ALAN ALDA Tool use over where language is taking place?
HELEN NEVILLE Actually, it’s possible that one aspect of language is closely tied to tool use, especially this kind of action planning and sequencing that we have to do in order to talk.
ALAN ALDA (NARRATION) Now this is a fascinating take on the Human Spark – that two of the most defining attributes of what makes us human – language, and the making and using of tools – should somehow be tied together in our brains. What makes it even more fascinating is that I’d heard this idea before – in a very different context.
JOHN SHEA Good, yeah, you’re getting the hang of this.
ALAN ALDA (NARRATION) While searching for the first glimmerings of the Spark in our ancestors, I had joined a class in stone-age technology run by John Shea at Stony Brook University. I was able to put a pretty effective cutting edge on a piece of rock…

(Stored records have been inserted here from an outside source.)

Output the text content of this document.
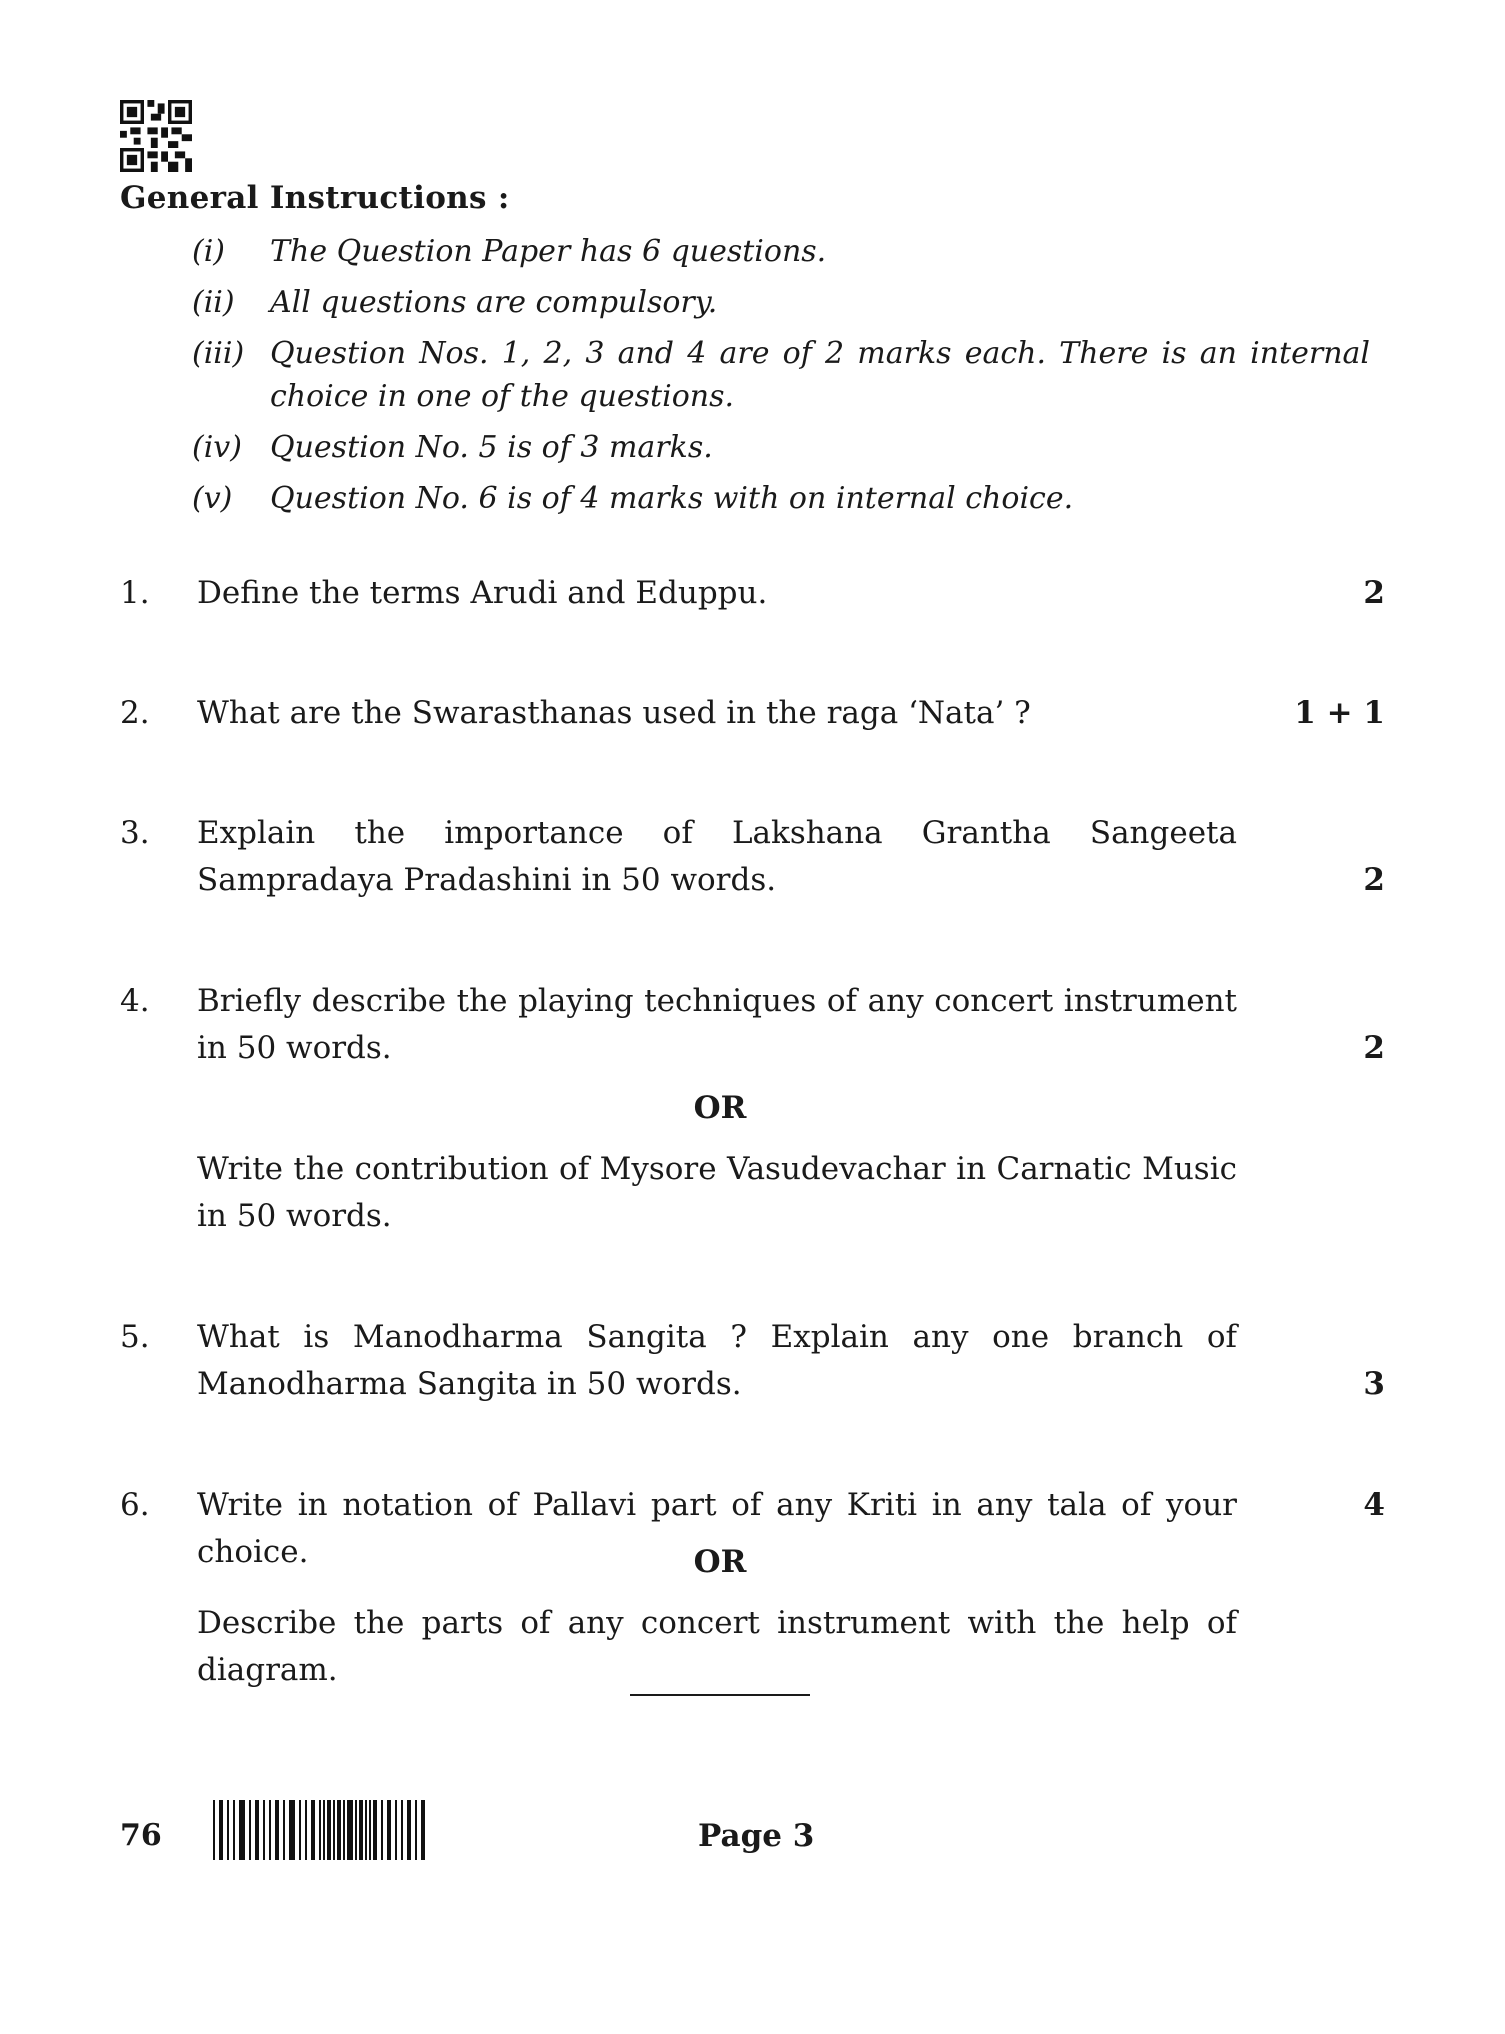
General Instructions :
(i) The Question Paper has 6 questions.
(ii) All questions are compulsory.
(iii) Question Nos. 1, 2, 3 and 4 are of 2 marks each. There is an internal choice in one of the questions.
(iv) Question No. 5 is of 3 marks.
(v) Question No. 6 is of 4 marks with on internal choice.
1. Define the terms Arudi and Eduppu.	2
2. What are the Swarasthanas used in the raga ‘Nata’ ?	1 + 1
3. Explain the importance of Lakshana Grantha Sangeeta Sampradaya Pradashini in 50 words.	2
4. Briefly describe the playing techniques of any concert instrument in 50 words.	2
OR
Write the contribution of Mysore Vasudevachar in Carnatic Music in 50 words.
5. What is Manodharma Sangita ? Explain any one branch of Manodharma Sangita in 50 words.	3
6. Write in notation of Pallavi part of any Kriti in any tala of your choice.
4
OR
Describe the parts of any concert instrument with the help of diagram.
76	Page 3
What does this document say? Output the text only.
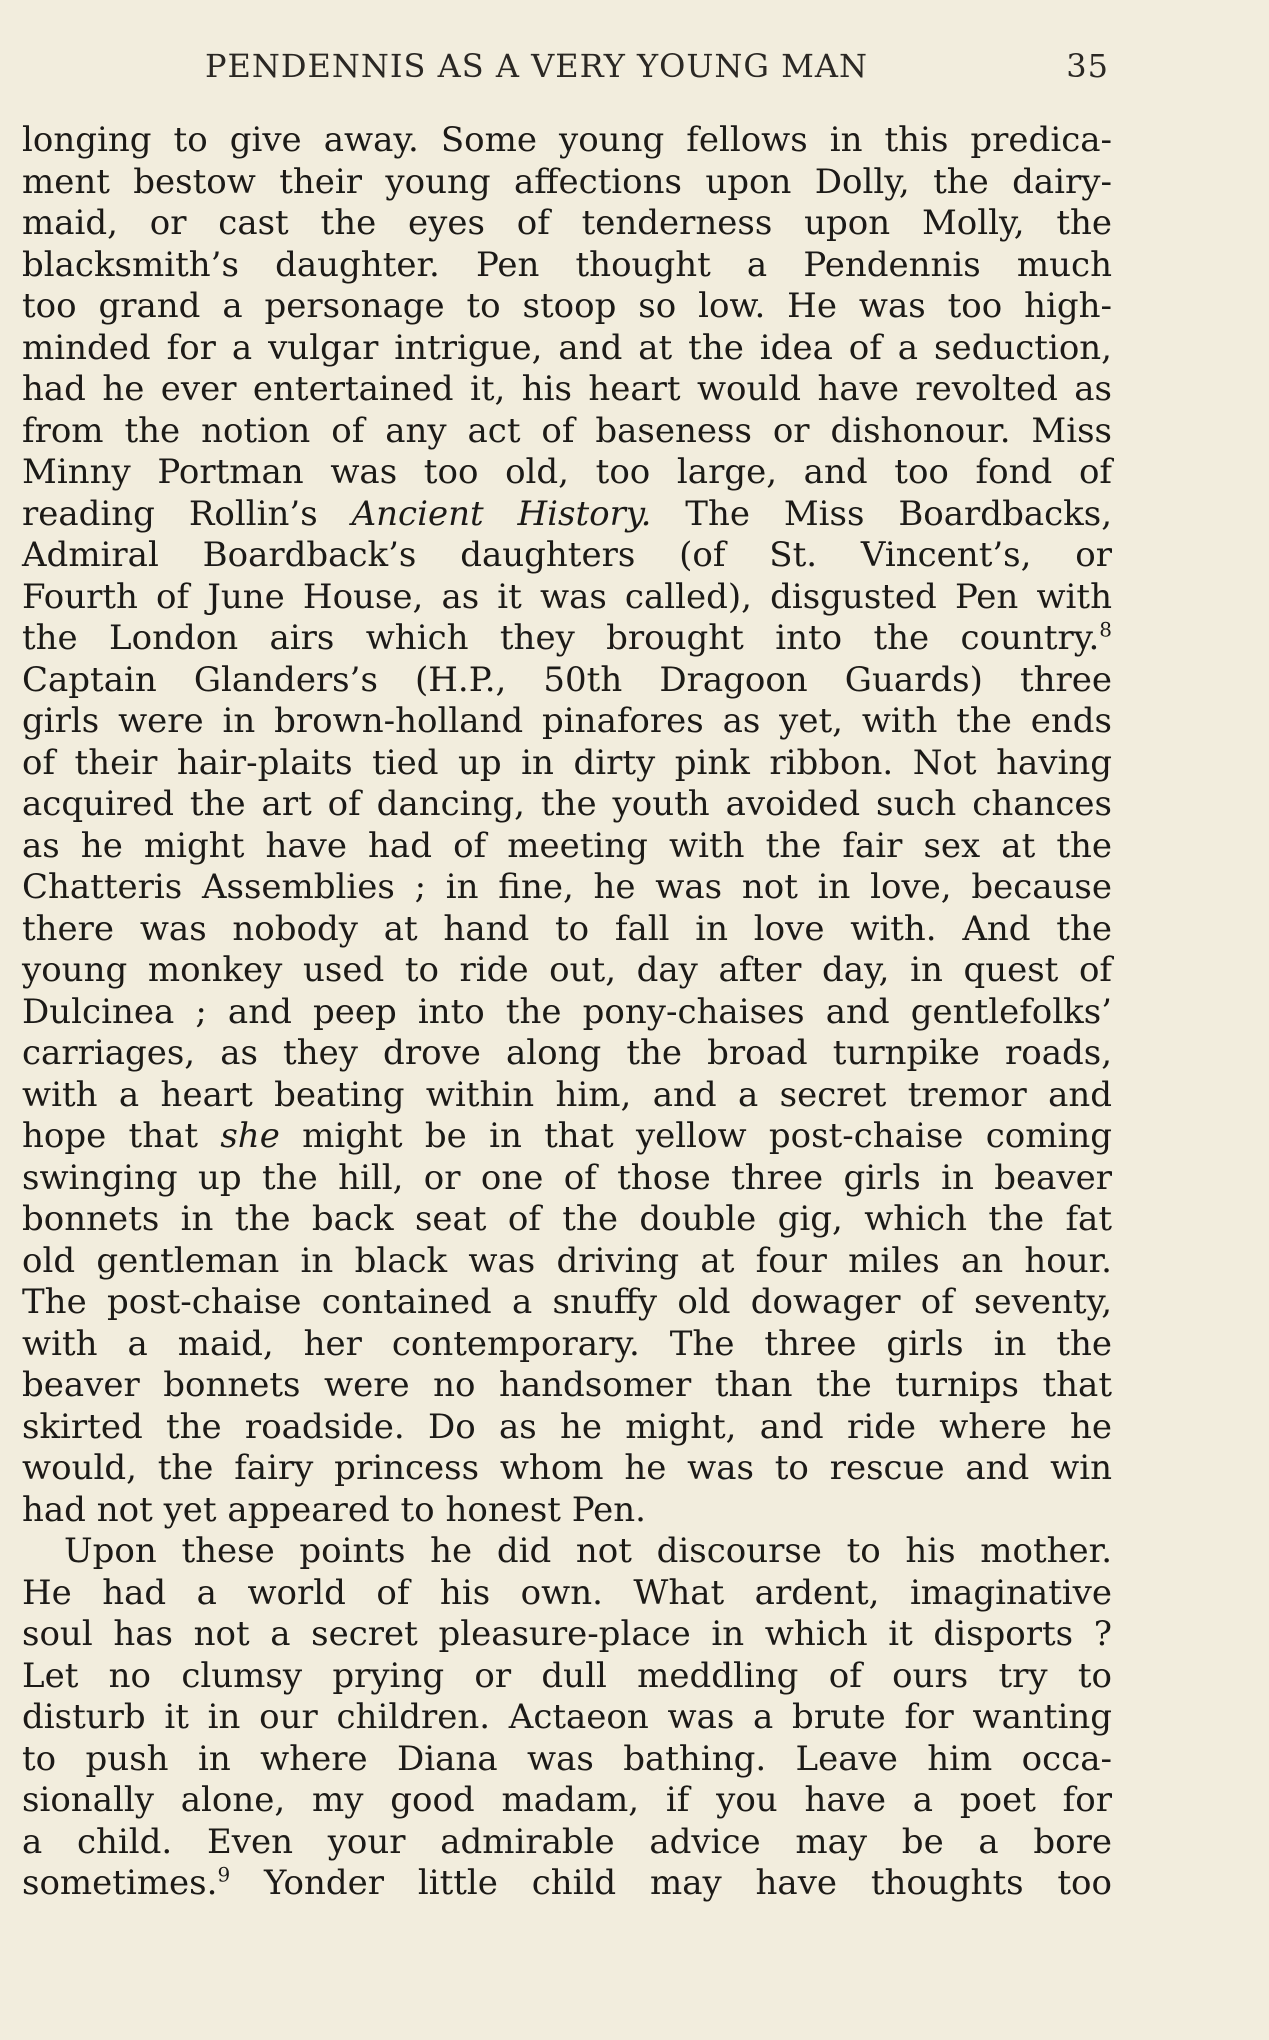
PENDENNIS AS A VERY YOUNG MAN	35
longing to give away. Some young fellows in this predica-
ment bestow their young affections upon Dolly, the dairy-
maid, or cast the eyes of tenderness upon Molly, the
blacksmith’s daughter. Pen thought a Pendennis much
too grand a personage to stoop so low. He was too high-
minded for a vulgar intrigue, and at the idea of a seduction,
had he ever entertained it, his heart would have revolted as
from the notion of any act of baseness or dishonour. Miss
Minny Portman was too old, too large, and too fond of
reading Rollin’s Ancient History. The Miss Boardbacks,
Admiral Boardback’s daughters (of St. Vincent’s, or
Fourth of June House, as it was called), disgusted Pen with
the London airs which they brought into the country.$^8$
Captain Glanders’s (H.P., 50th Dragoon Guards) three
girls were in brown-holland pinafores as yet, with the ends
of their hair-plaits tied up in dirty pink ribbon. Not having
acquired the art of dancing, the youth avoided such chances
as he might have had of meeting with the fair sex at the
Chatteris Assemblies ; in fine, he was not in love, because
there was nobody at hand to fall in love with. And the
young monkey used to ride out, day after day, in quest of
Dulcinea ; and peep into the pony-chaises and gentlefolks’
carriages, as they drove along the broad turnpike roads,
with a heart beating within him, and a secret tremor and
hope that she might be in that yellow post-chaise coming
swinging up the hill, or one of those three girls in beaver
bonnets in the back seat of the double gig, which the fat
old gentleman in black was driving at four miles an hour.
The post-chaise contained a snuffy old dowager of seventy,
with a maid, her contemporary. The three girls in the
beaver bonnets were no handsomer than the turnips that
skirted the roadside. Do as he might, and ride where he
would, the fairy princess whom he was to rescue and win
had not yet appeared to honest Pen.
Upon these points he did not discourse to his mother.
He had a world of his own. What ardent, imaginative
soul has not a secret pleasure-place in which it disports ?
Let no clumsy prying or dull meddling of ours try to
disturb it in our children. Actaeon was a brute for wanting
to push in where Diana was bathing. Leave him occa-
sionally alone, my good madam, if you have a poet for
a child. Even your admirable advice may be a bore
sometimes.$^9$ Yonder little child may have thoughts too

ALAN ALDA It’s very sharp, yeah….
ALAN ALDA (NARRATION) But a key moment in human evolution, a moment many anthropologists believe the Human Spark first ignited, is when humans went from making simple stone tools to combining smaller, finer stone points with other materials to make spears and arrows.
JOHN SHEA It’s possible that the combination of different elements is paralleling linguistic structure, where meaning comes from recombining different elements and different orders. And just as there is only one proper, or a limited number of proper ways to say the sentence I’m saying right now, there’s only a few proper and effective ways to combine these elements of stone and string and wood. And if you do it the wrong way, you’re dead. Natural selection, you know!